A grandes rasgos, de eso se trata el síndrome de la derrota: de ir y venir del sueño a la pesadilla sin romper el ciclo de frustraciones. Se menciona la fidelidad al fracaso como si lo comprendieran, pero explicar el complejo del vencido es tan difícil como aceptarlo y descifrar una historia inacabada de tentativas, mascaradas y derrotas. Creer que el deseo y los sueños se corresponden y que juntas las visiones nocturnas son más poderosas que lo real genera más y peores frustraciones. Atorados en tal imposibilidad y por urgencia de hallar salida, se siguen inventando máscaras y más excusas para insistir en ser, parecer y tratar de hacer lo que no se es ni se puede hacer.

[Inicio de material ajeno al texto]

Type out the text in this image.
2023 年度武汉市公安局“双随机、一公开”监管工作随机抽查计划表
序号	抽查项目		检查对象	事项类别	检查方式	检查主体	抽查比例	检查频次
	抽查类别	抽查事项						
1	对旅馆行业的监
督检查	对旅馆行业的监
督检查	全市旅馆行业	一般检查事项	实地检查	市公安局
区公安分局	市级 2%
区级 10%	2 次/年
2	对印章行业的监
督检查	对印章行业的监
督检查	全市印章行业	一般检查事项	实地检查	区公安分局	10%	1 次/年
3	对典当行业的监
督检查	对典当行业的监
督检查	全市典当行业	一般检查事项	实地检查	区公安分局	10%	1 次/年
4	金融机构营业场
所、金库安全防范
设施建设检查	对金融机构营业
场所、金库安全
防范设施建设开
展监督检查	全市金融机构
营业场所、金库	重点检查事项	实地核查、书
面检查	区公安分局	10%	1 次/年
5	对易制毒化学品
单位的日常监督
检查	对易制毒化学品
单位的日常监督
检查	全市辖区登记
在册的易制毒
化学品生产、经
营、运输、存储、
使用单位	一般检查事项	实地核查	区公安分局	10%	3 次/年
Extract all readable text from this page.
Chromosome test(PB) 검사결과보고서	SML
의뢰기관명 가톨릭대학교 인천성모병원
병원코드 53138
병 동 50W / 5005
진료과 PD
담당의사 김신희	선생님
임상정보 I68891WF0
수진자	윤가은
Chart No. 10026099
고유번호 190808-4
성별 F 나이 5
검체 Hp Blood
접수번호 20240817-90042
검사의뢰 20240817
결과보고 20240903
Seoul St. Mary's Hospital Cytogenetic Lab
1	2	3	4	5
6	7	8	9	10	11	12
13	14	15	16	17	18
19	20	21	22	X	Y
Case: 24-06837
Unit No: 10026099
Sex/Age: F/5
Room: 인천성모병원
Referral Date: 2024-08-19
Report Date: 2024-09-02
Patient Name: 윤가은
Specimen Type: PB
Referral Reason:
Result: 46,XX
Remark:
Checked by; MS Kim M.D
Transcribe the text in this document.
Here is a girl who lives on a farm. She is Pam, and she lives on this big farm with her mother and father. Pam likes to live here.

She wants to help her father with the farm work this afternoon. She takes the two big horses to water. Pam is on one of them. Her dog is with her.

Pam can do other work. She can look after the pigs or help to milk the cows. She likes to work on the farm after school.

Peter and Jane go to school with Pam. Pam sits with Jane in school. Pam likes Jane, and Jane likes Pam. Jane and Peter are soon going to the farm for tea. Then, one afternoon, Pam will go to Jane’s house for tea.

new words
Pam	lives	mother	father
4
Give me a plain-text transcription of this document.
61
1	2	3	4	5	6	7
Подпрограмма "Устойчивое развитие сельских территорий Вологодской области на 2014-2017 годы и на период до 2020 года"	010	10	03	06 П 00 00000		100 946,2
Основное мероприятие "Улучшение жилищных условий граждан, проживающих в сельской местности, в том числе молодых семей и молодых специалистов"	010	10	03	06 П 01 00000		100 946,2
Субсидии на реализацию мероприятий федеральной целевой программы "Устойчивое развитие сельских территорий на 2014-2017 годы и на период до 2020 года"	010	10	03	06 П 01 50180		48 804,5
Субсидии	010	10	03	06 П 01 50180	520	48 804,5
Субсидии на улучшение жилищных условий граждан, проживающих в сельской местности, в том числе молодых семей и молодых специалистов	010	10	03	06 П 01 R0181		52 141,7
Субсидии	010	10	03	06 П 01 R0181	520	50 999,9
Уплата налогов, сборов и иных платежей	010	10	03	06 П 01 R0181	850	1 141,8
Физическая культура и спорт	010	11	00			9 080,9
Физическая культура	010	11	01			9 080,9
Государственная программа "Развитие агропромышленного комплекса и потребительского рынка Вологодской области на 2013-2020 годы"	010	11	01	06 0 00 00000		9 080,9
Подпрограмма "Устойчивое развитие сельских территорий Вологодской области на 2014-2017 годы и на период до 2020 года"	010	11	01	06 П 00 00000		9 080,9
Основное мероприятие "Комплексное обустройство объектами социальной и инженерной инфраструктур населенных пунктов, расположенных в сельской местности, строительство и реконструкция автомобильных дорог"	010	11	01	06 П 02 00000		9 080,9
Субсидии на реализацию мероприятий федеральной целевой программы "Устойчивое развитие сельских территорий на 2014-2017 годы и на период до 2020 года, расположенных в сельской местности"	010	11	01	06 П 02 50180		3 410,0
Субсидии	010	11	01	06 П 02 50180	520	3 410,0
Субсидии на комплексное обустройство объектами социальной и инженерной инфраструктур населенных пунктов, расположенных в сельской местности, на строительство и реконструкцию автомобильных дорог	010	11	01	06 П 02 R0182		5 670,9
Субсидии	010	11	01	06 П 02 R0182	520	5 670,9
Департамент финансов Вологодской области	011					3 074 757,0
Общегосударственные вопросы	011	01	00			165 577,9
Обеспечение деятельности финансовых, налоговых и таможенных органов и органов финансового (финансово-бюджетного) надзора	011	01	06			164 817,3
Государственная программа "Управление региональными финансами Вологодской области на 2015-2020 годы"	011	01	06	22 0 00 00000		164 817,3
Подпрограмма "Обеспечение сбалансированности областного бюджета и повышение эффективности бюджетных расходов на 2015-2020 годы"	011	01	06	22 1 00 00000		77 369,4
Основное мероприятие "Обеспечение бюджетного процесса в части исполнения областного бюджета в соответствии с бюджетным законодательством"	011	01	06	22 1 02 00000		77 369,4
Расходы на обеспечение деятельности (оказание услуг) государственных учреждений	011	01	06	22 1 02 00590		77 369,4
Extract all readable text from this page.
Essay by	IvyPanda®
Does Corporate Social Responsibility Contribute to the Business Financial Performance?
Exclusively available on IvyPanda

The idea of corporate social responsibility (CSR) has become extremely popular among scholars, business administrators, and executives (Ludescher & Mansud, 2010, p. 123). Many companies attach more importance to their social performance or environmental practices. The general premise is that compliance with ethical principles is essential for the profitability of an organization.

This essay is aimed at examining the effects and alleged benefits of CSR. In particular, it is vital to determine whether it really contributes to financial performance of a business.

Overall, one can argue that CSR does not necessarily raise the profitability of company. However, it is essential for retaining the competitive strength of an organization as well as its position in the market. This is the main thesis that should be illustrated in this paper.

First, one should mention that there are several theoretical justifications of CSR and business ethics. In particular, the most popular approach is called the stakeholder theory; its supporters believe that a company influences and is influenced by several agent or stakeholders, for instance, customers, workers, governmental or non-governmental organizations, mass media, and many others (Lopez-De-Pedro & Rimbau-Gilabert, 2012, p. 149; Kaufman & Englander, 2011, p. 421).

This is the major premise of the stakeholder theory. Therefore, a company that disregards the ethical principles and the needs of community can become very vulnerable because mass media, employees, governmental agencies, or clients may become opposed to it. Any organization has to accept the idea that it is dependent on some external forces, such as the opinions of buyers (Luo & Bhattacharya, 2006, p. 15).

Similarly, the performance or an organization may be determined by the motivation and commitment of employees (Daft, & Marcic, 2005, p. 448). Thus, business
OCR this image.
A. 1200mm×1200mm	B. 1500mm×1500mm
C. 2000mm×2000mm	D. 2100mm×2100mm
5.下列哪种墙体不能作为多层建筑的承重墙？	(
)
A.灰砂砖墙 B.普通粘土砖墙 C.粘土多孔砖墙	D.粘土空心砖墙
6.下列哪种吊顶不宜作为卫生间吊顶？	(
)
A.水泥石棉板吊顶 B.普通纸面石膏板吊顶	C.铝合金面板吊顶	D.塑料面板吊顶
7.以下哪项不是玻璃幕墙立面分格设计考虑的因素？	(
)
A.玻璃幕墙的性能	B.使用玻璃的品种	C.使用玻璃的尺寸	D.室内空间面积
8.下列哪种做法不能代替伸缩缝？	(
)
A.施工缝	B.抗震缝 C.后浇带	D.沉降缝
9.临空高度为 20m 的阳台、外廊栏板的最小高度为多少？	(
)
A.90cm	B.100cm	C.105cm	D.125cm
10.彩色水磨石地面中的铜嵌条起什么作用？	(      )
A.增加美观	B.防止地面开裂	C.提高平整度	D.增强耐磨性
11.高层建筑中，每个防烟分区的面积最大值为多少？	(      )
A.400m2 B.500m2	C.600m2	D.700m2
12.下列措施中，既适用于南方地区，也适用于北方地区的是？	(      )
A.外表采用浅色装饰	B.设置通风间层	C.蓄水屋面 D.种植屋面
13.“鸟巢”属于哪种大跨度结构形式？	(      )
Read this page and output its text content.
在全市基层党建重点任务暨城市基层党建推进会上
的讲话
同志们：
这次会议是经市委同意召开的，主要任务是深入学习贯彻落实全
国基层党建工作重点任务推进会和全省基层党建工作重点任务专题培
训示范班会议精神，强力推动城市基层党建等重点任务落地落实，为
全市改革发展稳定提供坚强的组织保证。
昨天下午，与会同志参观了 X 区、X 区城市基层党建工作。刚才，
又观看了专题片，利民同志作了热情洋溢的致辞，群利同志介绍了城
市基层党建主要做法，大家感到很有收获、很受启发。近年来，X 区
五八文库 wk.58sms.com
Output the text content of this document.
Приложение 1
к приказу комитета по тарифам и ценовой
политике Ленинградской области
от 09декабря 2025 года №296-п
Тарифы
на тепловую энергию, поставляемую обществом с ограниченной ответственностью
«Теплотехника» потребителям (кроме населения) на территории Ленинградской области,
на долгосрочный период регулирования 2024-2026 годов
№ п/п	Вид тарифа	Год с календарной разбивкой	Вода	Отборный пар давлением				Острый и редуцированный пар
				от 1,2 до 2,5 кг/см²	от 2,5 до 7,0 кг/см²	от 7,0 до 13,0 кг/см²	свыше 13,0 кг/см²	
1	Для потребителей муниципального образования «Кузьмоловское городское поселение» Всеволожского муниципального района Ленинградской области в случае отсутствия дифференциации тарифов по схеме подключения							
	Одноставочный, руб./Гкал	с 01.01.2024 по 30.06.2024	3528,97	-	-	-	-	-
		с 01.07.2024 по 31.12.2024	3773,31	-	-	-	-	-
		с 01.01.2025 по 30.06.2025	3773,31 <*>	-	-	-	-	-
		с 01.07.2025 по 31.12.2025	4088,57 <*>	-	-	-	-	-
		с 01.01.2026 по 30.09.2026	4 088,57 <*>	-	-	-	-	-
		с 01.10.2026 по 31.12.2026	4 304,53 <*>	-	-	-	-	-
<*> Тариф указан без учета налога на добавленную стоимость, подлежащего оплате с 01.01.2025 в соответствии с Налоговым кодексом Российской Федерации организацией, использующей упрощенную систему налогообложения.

Si la frustración individual agrava el sufrimiento y no genera nada, las desgracias son mayúsculas al fabular una y otra vez un país deshechurado que se niega a ser lo que es y por necedad sigue inclinado al error con una fidelidad digna de mejores causas. Entre el sueño y la pesadilla -ya se sabe- está el hecho de soñar: algo parecido a un viaje que comienza en la profundidad del durmiente y, cargado de memoria o de sensaciones de muerte, conduce a lo desconocido, a la pesadilla o al comienzo de algo que podría o no denevir en ficción verdadera, como se supuso en la Antigüedad al dotar lo soñado de contenidos proféticos. No olvido, por ejemplo, que anticipo o advertencia, al comienzo de El proceso Kafka escribió: Josef K. soñó. Líneas después se impuso la pesadilla.
Ni qué decir del fervor de Borges por el sueño y la pesadilla. De tanto que escribió al respecto, comprendo por qué algunos “reformadores” se parecen a los niños y a los primitivos al no distinguir entre la vigilia y el sueño, mientras que, al revés, “los místicos postulan que toda vigilia es un sueño”. Acá, en estas tierras, la pesadilla comienza y concluye en aras de sacrificio, inframundos tremendos, deidades de la muerte, cráneos colgados en tzompantlies, relatos oscuros, vidas sombrías, máscaras y más mascaras… Si bien por el prodigio literario podemos creer que a partir de los sueños podemos construir la biografía de una persona -o una parte de ella- esa misma aventura, respecto de la historia y de los pueblos, equivale a traza enmascarada, a figuraciones tétricas y sucesión de pesadillas.